Los dos gemelos gateaban torpes alrededor del libro, divididos en un inconsciente
espejeo milimétrico, uno a cada lado, se sentaron a jugar con las páginas de frágil papiro. Las
de las izquierda eran de albo impoluto y las de la derecha un pastiche marronesco. Pasó el
tiempo y aprendieron los niños, idioticamente a descifrar los símbolos que el libro regalaba.
Pasada la tierna juventud, los hermanos se veían, comunicándose silentes, sin retar la pared
invisible que los encaraba desde que hubo una primera conciencia. Era increíble lo mucho que
habían cambiado, la niñez era el tiempo de juego, el mimetismo puro, la gota que cae,
persiguendo su reflejo antes de estrellarse en la infinitud traslúcida. De ese espectáculo ya
quedaban solo los ademanes, gestos y manerismos de lectura: los parpadeos largos, la
costumbre de presionar la hoja entre el dedo medio y el anular, los ojos que lagrimeaban
cansados exactamente después de la sexta hora. Eran para motivos en apariencia poco más
que medio hermanos.

Un día aquel que leía blanco se levantó e invitó al hermano a su lado. El otro,
sorprendido pero solicito, hizo lo propio. Se sentaron nuevamente, en otro polo de su cuadrado
mundo, y dieron inicio a las lecturas ajenas con dificultades. En un tiempo que se hizo absoluto
redescubrieron la novedad juvenil. Viéronse similares, reflejados en el punto medio del eje una
vez más.

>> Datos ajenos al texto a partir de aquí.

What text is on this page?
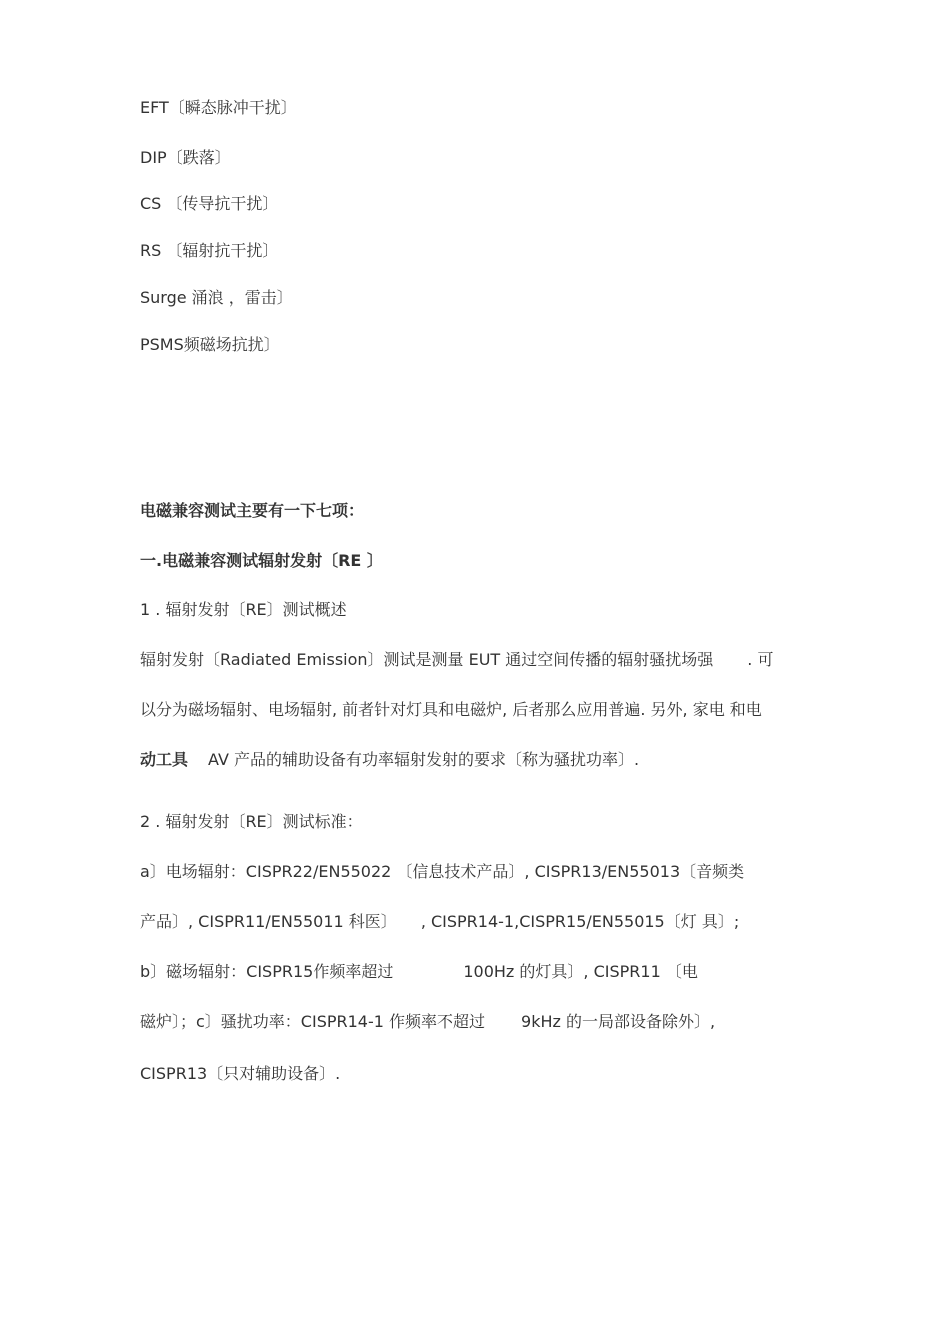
EFT〔瞬态脉冲干扰〕
DIP〔跌落〕
CS 〔传导抗干扰〕
RS 〔辐射抗干扰〕
Surge 涌浪 ，雷击〕
PSMS频磁场抗扰〕
电磁兼容测试主要有一下七项：
一.电磁兼容测试辐射发射〔RE 〕
1 . 辐射发射〔RE〕测试概述
辐射发射〔Radiated Emission〕测试是测量 EUT 通过空间传播的辐射骚扰场强 . 可
以分为磁场辐射、电场辐射, 前者针对灯具和电磁炉, 后者那么应用普遍. 另外, 家电 和电
动工具 AV 产品的辅助设备有功率辐射发射的要求〔称为骚扰功率〕.
2 . 辐射发射〔RE〕测试标准：
a〕电场辐射：CISPR22/EN55022 〔信息技术产品〕, CISPR13/EN55013〔音频类
产品〕, CISPR11/EN55011 科医〕 , CISPR14-1,CISPR15/EN55015〔灯 具〕;
b〕磁场辐射：CISPR15作频率超过	100Hz 的灯具〕, CISPR11 〔电
磁炉〕；c〕骚扰功率：CISPR14-1 作频率不超过 9kHz 的一局部设备除外〕,
CISPR13〔只对辅助设备〕.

Contentos de haberse visto desde fuera, dieron vuelta al cambio y prosiguieron la
quieta cogitación que era existir en torno al libro. Y fue periódica, la dislocación final que los
dos hombres reflejados experimentarían. El que leía blanco, luego de volver sintió como su
cuerpo se ensuciaba, con la piel cuarteada y un leve hedor que salía de sí, lo hacía pesado y
líquido. El que leía marrón se vio envejecido al levantar el rostro, su cuerpo entero parecía
desvanecerse en una luz que emanaba intensa. Intrigados, se miraron sin verse, y volvieron a la
lectura, ese último o primer día de un tiempo bifronte.